UK inflation: stubborn "core" pressures at odds with consensus optimism
Tuesday, January 17, 2012 at 01:27PM
Simon Ward

UK consumer price inflation fell to an annual 4.2% in December as energy and food prices slowed and the effects of last year’s VAT hike started to drop out of the comparison. A sharp decline in late 2011 had been widely predicted so today's news does not represent a favourable surprise. (A 4.2% end-year headline rate was forecast here in the summer.)

The December CPI print was above 2% for the sixth consecutive year.

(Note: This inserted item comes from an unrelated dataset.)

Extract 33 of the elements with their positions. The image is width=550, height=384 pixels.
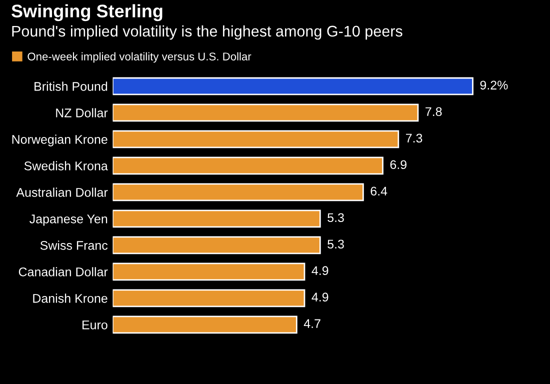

The Bank of England’s claim that CPI inflation will fall dramatically during 2012, finishing the year below target, has, like its earlier optimistic forecasts, been accepted by the consensus – the average projection for the first quarter of 2013 is 1.9%, according to Consensus Economics. Such a plunge, however, requires a significant decline in “core” price momentum and / or further weakness in global commodity prices – both doubtful.

The first chart below shows one measure of core prices – the CPI excluding unprocessed food and energy incorporating an attempt to strip out recent VAT effects and adjusted for seasonal factors. The 12-month increase in this measure rose to 2.6% in December, the highest since January 2010. Six-month momentum of smoothed prices was slightly lower at 2.5%, having been stable during the second half of 2011, showing no response to economic weakness.

The six-month momentum measure has remained at or above 2% since January 2008. It failed to rachet lower in the wake of the “great recession” so is unlikely to drop suddenly now.

If core inflation remains resilient, forecasts of a sub-2% headline rate will depend on a big drag from food and energy prices. Food should have a favourable impact but energy and other industrial commodities tend to correlate with emerging-world economic activity, which is now reviving. The second chart shows the six-month change in the Journal of Commerce industrial commodity price index together with a leading indicator for the “E7” emerging economies. The leading indicator has recovered to a level historically consistent with rising raw material costs.

The third chart shows an inflation forecast based on stability in core price momentum and energy prices coupled with a fall in unprocessed food price inflation to 1% by mid-2012. It also incorporates a 0.2 percentage point upward impact from university tuition fees from October. Headline CPI inflation is projected to finish 2012 at 2.6% after reaching an interim low of 2.4% in August.